Please read and/or distribute my previous email to attendees and interested parties. Unfortunately, I am unable to attend this forum due to a conflicting work schedule.
Kind regards, Douglas

The government, at all levels (federal, state, county, etc.) should have more meetings that include public citizens. They should being asking for suggestions that citizens have regarding important issues involving the California's water problems.

It would also help if our officials sent out surveys to all residents. Ask them what they feel should get done to help with the problems. Make these surveys the type that gets their opinion regarding numerous problems and includes an area that allows them to make suggestions regarding possible changes.

Growing rice and almonds in the Central Valley is okay, but water savings have to come from Southern California? Time to throw out the system of perpetual water rights based on who already has them. Also time to rein in water wasting agricultural crops and practices. If urbanites can have their water usage regulated, so can agriculture - and water usage calculation needs to include drawing from aquifers.

Since Agriculture is by far the biggest user, they should be regulated the most instead of harassing urban property owners with "nickel and dime" penalties. What is being done about the Valley's polluted basin? The polluters should pay for the clean up.
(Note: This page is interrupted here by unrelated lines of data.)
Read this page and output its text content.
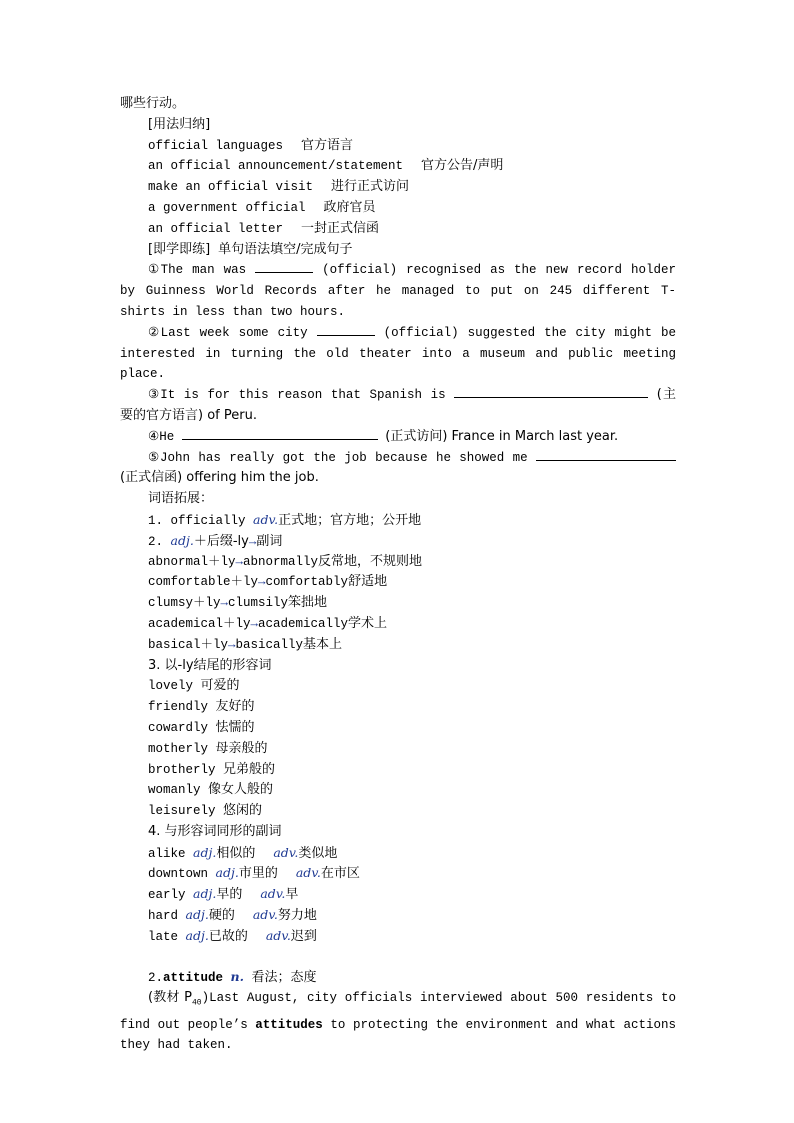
哪些行动。
[用法归纳]
official languages 官方语言
an official announcement/statement 官方公告/声明
make an official visit 进行正式访问
a government official 政府官员
an official letter 一封正式信函
[即学即练] 单句语法填空/完成句子
①The man was	(official) recognised as the new record holder by Guinness World Records after he managed to put on 245 different T-shirts in less than two hours.
②Last week some city	(official) suggested the city might be interested in turning the old theater into a museum and public meeting place.
③It is for this reason that Spanish is	(主要的官方语言) of Peru.
④He	(正式访问) France in March last year.
⑤John has really got the job because he showed me  (正式信函) offering him the job.
词语拓展：
1. officially adv.正式地；官方地；公开地
2. adj.＋后缀-ly→副词
abnormal＋ly→abnormally反常地，不规则地
comfortable＋ly→comfortably舒适地
clumsy＋ly→clumsily笨拙地
academical＋ly→academically学术上
basical＋ly→basically基本上
3. 以-ly结尾的形容词
lovely 可爱的
friendly 友好的
cowardly 怯懦的
motherly 母亲般的
brotherly 兄弟般的
womanly 像女人般的
leisurely 悠闲的
4. 与形容词同形的副词
alike adj.相似的 adv.类似地
downtown adj.市里的 adv.在市区
early adj.早的 adv.早
hard adj.硬的 adv.努力地
late adj.已故的 adv.迟到
2.attitude n. 看法；态度
(教材 $P_{40})Last$ August, city officials interviewed about 500 residents to find out people’s attitudes to protecting the environment and what actions they had taken.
So how much of 77% is dedicated to the animal agriculture? According to numerous online sources, it seems that the majority of 77% is to feed the grain that feeds the livestock for human consumption and dairy...
So, how about promoting the concept of cutting down on meat and dairy consumption?
Our state, country, planet, will not be sustained if we continue to eat meat which supports the growing animal agriculture!

Agreed. 70% ag use of water is misleading. please break it our by animal production and all other food production. Stop tipping-toeing on the meat industry, and stop animal slavery.

Statewide approval of gray-water system with a tax rebate

Approve and build desalinization treatment plants using already known technology

Tax incentives to convert property to drought resistant plants etc.

Though it often strikes people as counter-intuitive, growing plants in water rather than soil through hydroponic or aquaponic technologies can be close to 10x more water-efficient than growing the same plants in soil (because you have a closed system and lose very little water to evaporation compared to traditional in-soil growing). A well-designed, "closed" system generates significantly better annual yields, you can grow vertically (growing plants one atop another like a series of bunk beds), and just basically get a lot more produce from the same area/acreage. The ability for individuals or small scale growers to employ this technology in a back yard, a spare room, or even a spare closet, substantially increases local supply of food needs and creates protection against food scarcity if/when the climate changes decimate traditional food sources. I would suggest more resources go into both encouraging commercial foods suppliers to convert to hydroponic/aquaponic methods, and also educating the masses on how they might employ this for themselves. Note, aquaponics is a form of hydroponics that adds in a fish tank that generates nutrients for plants with the added benefit that you are also growing fish which could be edible such as tilapia or decorative such as goldfish. While I agree that the more people who convert to vegetarian or vegan diets, the better for sustainability, I realistically concede in the short run that that is a hard sell for many people, but we might be able to sell them on eating a lot more locally aquaponically-raised tilapia (e.g., fish tacos over beef tacos, fish & chips over a burger & fries, etc.).